Londiwe Buthelezi Boston
THE private health-care sector was wasteful and its excessive pricing could lead to further shrinking of benefits if costs continued to escalate, Lord Nigel Crisp, a member of the UK House of Lords and a board member of the South African Department of Health’s Academy for Leadership in Management of Healthcare, said in Boston last week.
Crisp said in his experience with South Africa’s private health-care sector, he believed it was “quite wasteful”.
“There is over-treatment, excessive pricing and it’s very hospital focused,” he said.
Crisp said he knew South Africa’s big medical funders, such as Discovery Health, were not convinced the current tariffs levied by private health-care providers were the best they could offer.
“In context, I think your private sector could be cheaper.”
Crisp said one of the underlying problems was that specialists who conducted more complicated treatment of diseases were paid the most and more resources were allocated to treatment processes than prevention programmes.
The South African health-care system mimicked that of the US, which was characterised by large use of the private sector and private health insurance.
But South Africa was worse off because the private sector catered for very few people, he said.
Over-treatment cost the US health-care system between $158 billion (R1.4 trillion) and $226bn in 2011.
Excessive health-care prices were estimated to cost between $84bn and $178bn in that same year. Total waste under all categories, including failure to co-ordinate care, excess administration costs and other things, was estimated between $558bn and $1.2 trillion. Crisp said that the level of waste in Africa was in the region of 30 percent of this.
He said failure to co-ordinate care in countries such as South Africa meant that when patients used different doctors, there was duplication of tests carried out.
“There is the same level of waste in Africa, different kinds of waste,” said Crisp, adding that the lack of maintenance and inability to operate equipment, particularly in the public sector, added a significant cost to the countries’ health-care budgets without realising the matching health-care outcomes.
South Africa spends a higher proportion of gross domestic product (GDP) on health care than most of its Brics counterparts of Brazil, Russia, India and China. Only Brazil spends more.
In 2011, total spend on health was about 8.3 percent of GDP, way above the 5 percent recommended by the World Health Organisation. However, South Africa scores worse on indicators such as its maternal mortality rate and tuberculosis.

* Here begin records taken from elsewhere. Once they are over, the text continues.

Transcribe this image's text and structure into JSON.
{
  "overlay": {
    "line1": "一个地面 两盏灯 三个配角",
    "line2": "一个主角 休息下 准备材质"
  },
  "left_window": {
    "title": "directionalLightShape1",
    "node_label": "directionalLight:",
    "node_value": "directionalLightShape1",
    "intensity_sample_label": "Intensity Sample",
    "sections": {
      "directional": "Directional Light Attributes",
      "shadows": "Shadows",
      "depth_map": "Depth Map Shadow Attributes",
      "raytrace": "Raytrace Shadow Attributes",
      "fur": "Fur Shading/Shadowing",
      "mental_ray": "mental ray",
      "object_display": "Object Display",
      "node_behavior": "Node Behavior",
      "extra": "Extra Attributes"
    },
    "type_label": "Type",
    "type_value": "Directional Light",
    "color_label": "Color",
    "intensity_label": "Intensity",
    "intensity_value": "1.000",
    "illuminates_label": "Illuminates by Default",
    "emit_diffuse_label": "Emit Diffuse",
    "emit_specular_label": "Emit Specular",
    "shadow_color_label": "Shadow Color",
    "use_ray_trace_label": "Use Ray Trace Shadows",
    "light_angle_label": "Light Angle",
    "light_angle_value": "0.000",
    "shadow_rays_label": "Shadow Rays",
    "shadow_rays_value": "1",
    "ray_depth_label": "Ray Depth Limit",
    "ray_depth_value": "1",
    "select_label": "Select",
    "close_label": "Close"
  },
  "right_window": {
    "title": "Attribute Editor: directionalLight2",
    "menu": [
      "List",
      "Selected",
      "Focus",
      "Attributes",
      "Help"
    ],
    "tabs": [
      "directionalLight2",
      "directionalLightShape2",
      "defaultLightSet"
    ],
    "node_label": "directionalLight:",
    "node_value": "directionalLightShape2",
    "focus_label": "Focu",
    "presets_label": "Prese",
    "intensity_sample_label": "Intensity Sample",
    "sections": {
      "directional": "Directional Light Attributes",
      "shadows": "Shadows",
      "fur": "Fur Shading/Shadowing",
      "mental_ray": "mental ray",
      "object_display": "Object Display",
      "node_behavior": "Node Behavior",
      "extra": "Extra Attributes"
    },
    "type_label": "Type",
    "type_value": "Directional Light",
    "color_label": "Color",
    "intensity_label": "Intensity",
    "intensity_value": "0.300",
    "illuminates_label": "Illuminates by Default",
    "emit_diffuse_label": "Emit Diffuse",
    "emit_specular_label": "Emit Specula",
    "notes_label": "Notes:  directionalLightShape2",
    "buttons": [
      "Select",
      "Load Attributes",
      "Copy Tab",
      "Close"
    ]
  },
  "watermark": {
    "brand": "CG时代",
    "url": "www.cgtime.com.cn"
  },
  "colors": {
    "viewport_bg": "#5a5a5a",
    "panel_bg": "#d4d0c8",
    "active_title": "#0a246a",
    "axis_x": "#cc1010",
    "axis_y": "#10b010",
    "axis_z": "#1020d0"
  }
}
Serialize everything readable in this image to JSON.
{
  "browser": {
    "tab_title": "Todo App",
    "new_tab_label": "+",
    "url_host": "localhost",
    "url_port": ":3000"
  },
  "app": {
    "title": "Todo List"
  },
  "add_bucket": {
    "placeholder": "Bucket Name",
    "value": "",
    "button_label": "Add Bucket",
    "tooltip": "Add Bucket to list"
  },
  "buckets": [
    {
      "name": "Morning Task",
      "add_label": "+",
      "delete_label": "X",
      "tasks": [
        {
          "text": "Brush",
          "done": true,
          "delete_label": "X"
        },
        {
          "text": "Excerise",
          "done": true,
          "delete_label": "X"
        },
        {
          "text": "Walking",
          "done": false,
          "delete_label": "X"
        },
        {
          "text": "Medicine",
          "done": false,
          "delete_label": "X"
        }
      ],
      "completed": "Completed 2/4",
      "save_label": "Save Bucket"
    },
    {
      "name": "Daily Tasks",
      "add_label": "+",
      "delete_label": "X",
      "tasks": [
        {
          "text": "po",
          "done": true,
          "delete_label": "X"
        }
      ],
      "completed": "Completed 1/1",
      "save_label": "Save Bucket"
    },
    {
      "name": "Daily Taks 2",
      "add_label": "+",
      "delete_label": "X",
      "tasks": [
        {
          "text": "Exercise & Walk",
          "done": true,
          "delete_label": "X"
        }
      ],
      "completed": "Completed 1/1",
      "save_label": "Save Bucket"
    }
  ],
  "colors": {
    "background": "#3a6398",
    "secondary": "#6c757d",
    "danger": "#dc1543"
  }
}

Crisp said there were problems in both the public and the private sectors and it was up to the country’s leadership to make the right decisions that would see the two sectors come together to form a solid health-care system.
“You’ve got a lot of ingredients that are not quite in the right place at the moment,” he said, looking at the areas that needed to be fixed to facilitate the implementation of the National Health Insurance next year.
Crisp said like many other African states and the US, South Africa was training health professionals for the 20th century, a mistake that the UK wished it could have avoided when it made its transition to the National Health System.
The other mistake that South Africa would have to avoid was confusing health care with social care, especially among the elderly, as this was one of the factors that pushed up health-care costs in the UK.
Novartis sponsored Londiwe Buthelezi’s trip to Boston.